What happens if a row has no slash prefix?

A bare IPv4 host is treated as /32 and a bare IPv6 host is treated as /128. The triage queue can add Host address converted to CIDR so the source inventory can be cleaned up.

Why is a private or documentation CIDR flagged?

In any context except Internal-only policy, private, special, and documentation ranges can produce Source scope mismatch. The warning asks you to confirm NAT, proxy, VPN, or service-tag intent because those ranges usually do not identify public clients.

Does the checker test my firewall rule?

No. The allowlist text is processed in the browser. The checker does not contact the listed CIDRs, inspect the firewall, or verify that a provider range is current.

What should I do when strict mode reports host bits?

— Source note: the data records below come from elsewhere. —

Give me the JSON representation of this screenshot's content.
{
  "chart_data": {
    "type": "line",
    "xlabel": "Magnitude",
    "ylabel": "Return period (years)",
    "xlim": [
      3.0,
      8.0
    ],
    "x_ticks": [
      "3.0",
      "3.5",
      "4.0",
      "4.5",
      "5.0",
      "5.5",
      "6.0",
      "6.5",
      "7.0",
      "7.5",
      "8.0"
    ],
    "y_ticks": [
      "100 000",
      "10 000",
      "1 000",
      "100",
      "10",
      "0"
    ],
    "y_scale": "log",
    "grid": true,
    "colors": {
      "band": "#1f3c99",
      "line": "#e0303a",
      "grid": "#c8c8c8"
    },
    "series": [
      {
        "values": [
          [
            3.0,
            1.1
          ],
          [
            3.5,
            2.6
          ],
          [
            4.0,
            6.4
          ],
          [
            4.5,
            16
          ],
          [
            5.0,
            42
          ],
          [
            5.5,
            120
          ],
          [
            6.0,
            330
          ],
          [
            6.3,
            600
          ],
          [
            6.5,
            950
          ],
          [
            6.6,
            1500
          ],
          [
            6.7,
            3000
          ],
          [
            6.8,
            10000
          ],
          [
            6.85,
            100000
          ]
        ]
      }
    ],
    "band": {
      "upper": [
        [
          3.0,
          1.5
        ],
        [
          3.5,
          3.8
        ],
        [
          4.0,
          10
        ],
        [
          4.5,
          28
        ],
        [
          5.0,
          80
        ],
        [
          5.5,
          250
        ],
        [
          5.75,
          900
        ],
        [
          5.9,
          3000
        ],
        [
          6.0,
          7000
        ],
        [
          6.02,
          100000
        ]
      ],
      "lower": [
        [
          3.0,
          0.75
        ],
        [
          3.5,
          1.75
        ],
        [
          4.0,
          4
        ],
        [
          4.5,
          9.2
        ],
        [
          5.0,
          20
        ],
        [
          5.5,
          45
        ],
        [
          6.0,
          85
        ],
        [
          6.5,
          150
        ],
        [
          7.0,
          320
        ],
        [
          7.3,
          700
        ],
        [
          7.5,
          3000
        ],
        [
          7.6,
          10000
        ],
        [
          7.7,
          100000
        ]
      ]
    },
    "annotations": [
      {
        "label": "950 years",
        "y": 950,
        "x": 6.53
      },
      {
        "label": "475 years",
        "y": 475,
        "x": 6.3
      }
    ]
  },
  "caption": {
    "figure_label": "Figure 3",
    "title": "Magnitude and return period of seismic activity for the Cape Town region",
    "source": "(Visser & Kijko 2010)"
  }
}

Correct the row to the real network boundary, such as changing a host-bearing /27 to the canonical /27 network, or switch Host-bit handling back to normalize mode and then use Normalize to rewrite the source ledger.

Glossary:

CIDR: Address notation that combines an IP address and prefix length, such as 203.0.113.64/27.
Prefix length: The number after the slash that says how many leading address bits are fixed as the network part.
Host bits: The remaining address bits after the prefix; non-zero host bits make a CIDR input non-canonical for its network boundary.
RFC 1918: The IPv4 private address ranges 10.0.0.0/8, 172.16.0.0/12, and 192.168.0.0/16.
Documentation TEST-NET: IPv4 example ranges such as 192.0.2.0/24, 198.51.100.0/24, and 203.0.113.0/24.
Unique local: IPv6 local-use space under fc00::/7, commonly seen in internal or VPN-style designs.
Overlap: A same-family relationship where one allowlist CIDR duplicates, contains, or partially shares addresses with another row.

References:

Guidelines on Firewalls and Firewall Policy, NIST, September 2009.
Classless Inter-domain Routing (CIDR): The Internet Address Assignment and Aggregation Plan, IETF, August 2006.
Address Allocation for Private Internets, IETF, February 1996.
IPv4 Special-Purpose Address Space, IANA, last updated October 9, 2025.
IPv6 Special-Purpose Address Space, IANA.
Unique Local IPv6 Unicast Addresses, IETF, October 2005.